El manuscrito
Por Priscila Sarahí Sánchez Leal
Nadie tenía la certeza de dónde había llegado o quién era Alberti. Apareció una tarde en la ciudad, con un viejo sombrero de copa, un maletín de cuero y un abrigo deshilachado; su rostro, arrugado, cansado, severo, era el de aquel que no admite preguntas y tampoco busca dar respuestas. Aunque decía ser prestidigitador, sus actos rebasan por mucho el mero ilusionismo, no había conejos ni cartas ni chisteras, en cambio, abundaban las sombras que se alzaban por sí solas en los teatros, relojes que retrocedían o adelantaban el tiempo, espejos que susurraban secretos ajenos. Cautivado, el público aplaudía cada acto con una mezcla de fascinación y temor a la vez.

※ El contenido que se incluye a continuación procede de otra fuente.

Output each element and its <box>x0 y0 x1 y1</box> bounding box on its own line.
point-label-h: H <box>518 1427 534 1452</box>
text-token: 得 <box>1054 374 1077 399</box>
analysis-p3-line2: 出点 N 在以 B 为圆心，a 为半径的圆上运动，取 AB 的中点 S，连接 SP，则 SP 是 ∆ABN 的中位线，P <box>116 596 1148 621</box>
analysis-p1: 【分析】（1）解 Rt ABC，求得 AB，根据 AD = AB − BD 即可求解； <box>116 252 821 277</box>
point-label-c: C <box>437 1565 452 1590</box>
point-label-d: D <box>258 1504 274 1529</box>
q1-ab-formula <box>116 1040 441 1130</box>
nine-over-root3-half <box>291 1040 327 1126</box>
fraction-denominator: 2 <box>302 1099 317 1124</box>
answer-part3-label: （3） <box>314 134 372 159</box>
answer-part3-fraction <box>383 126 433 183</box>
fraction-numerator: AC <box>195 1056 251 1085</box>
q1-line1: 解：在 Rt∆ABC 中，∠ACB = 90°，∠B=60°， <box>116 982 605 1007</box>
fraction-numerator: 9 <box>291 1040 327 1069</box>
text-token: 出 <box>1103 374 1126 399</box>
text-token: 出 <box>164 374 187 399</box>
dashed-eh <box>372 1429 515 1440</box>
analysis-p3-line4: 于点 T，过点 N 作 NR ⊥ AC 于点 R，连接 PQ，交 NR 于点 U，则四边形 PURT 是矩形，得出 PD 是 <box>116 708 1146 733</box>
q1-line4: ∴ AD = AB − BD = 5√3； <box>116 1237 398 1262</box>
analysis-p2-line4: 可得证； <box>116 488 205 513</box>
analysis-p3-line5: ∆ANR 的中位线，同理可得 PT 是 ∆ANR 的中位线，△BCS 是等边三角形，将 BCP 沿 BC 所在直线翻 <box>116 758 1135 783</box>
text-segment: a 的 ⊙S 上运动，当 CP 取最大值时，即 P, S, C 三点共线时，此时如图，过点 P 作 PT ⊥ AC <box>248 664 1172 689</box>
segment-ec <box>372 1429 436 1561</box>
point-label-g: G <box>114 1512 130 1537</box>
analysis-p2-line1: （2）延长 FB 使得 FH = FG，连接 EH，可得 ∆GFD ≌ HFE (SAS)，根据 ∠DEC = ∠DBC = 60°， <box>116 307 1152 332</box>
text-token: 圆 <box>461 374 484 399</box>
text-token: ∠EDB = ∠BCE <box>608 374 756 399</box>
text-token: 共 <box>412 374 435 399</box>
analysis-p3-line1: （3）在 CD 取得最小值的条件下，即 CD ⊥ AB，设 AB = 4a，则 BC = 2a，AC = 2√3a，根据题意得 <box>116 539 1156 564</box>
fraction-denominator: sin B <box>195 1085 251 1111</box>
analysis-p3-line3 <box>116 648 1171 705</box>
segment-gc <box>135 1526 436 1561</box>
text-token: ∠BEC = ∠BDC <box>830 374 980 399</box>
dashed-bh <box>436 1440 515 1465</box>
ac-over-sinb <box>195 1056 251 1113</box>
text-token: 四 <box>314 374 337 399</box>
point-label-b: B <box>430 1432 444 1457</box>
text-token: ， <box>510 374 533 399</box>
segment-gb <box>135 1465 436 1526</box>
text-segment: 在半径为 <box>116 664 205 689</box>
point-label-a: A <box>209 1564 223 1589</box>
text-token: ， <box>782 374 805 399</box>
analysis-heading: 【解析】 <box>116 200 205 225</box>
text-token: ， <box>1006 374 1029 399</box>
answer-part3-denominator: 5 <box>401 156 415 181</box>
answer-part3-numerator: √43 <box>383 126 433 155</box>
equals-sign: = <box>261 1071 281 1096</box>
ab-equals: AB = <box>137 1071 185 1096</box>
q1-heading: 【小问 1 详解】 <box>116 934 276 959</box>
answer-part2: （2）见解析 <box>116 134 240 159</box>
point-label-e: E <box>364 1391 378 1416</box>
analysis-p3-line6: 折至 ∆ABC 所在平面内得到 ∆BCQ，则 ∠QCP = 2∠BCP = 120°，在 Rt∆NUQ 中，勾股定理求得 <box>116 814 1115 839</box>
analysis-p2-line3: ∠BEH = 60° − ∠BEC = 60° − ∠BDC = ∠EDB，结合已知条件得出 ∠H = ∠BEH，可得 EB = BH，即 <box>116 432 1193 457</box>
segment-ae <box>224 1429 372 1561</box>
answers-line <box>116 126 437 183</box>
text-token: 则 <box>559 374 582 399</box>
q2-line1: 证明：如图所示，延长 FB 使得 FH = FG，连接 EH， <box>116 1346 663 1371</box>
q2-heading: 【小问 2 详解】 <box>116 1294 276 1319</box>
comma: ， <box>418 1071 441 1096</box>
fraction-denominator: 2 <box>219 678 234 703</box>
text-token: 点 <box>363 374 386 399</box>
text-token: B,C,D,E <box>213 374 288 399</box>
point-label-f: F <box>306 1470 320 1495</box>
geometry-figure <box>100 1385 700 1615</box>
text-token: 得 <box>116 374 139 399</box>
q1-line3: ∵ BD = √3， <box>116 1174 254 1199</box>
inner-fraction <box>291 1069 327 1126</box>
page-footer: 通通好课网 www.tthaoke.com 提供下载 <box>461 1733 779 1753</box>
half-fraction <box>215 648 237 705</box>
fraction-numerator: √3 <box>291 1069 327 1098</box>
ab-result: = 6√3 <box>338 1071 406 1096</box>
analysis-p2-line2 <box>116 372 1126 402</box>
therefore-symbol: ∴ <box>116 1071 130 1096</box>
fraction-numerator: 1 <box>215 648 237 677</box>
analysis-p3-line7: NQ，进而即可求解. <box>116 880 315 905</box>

Lo que ninguno de sus espectadores sospechaba era que el mago no preparaba sus trucos con ensayos, efectos visuales y artefactos ocultos o juegos de manos. No, todo cuanto acontecía en el escenario, cada aparición imposible o desaparición insospechada estaba escrita con premeditación. A solas, en su cuarto de alquiler o camerino, junto a la luz temblorosa de una lámpara de aceite, Alberti planeaba, imaginaba y escribía minuciosamente cada acto y truco que se le ocurría, en un cuaderno de pastas doradas que le acompañaba siempre. No se trataba de un guion, sino de una especie de invocación, en la que sus palabras saltaban a la realidad luego de ser escritas. El mundo y todo lo que hay en él, incluso lo imaginado, le obedecía tras poblar la página en blanco, sin embargo, la tinta también tenía un precio.
La magia, aunque obediente, no era leal. Al principio funcionaba exactamente como él la había concebido, pero con el paso del tiempo, en algún punto se fue abriendo un abismo, un margen de error en el que el truco podía desviarse y alcanzar posibilidades insospechadas. Una paloma que debía salir volando de su manga se transformaba en un pájaro cualquiera sin ojos, lanzando chillidos imposibles de oír; un número de levitación podía dejar a un espectador suspendido durante días, incapaz de bajar ni dormir.
Había ocasiones en las que, al encender una vela, en el teatro se esparcía un aroma a casa olvidada, otras veces, alguna palabra pronunciada al azar era la causante de que todos los relojes de los asistentes se detuvieran. También sucedía que cuando un espejo debía duplicar la imagen de un voluntario, comenzaba a reflejar otras versiones de él que nadie más conocía. Cada función era una apuesta con el caos y el azar, aunque lo cierto es que cada una de estas transgresiones era sumamente estética y envolvente.
Pero nada de lo anterior era pero que el vacío, pues cuando Alberti dejaba de escribir en su libreta de pastas doradas, la magia lo abandonaba por completo. Le resultaba imposible ejecutar el más mínimo truco, ni siquiera un movimiento ágil con los dedos o juego de cartas acudía en su auxilio, lo cual lo había obligado a vivir errante, de pueblo en pueblo, y terminaba siempre acudiendo a su libreta, su pluma y su desbordante imaginación. Su mente y su cuerpo se disolvían en la ausencia de las palabras, pero una vez que volvía a ellas, el mundo estaba ante él, sin embargo, el margen de error se fue expandiendo, hasta llegar al punto de convertir al amo en esclavo de su propia magia.
El caos fue tal que una noche simplemente desapareció, sin previo aviso ni función de despedida. Lo único que se encontró en su camerino fue el cuaderno de pastas doradas abierto, encima de una mesa. En la penúltima página había una frase escrita con trazos temblorosos:
El mago escribe su final y desaparece entre sus propias palabras…
Hay quienes juran haberlo visto en callejones o plazas, encorvado y torpe; algunos afirman encontrar su reflejo en aparadores vacíos; otros creen que nunca existió tal personaje. Lo cierto es que, en funciones callejeras de magia, cuando el truco marcha con asombrosa perfección, quienes conocieron a Alberti sienten un escalofrío que atraviesa el lugar, con la sospecha de que en algún rincón de la ciudad hay alguien que todavía escribe asombrosos trucos de magia.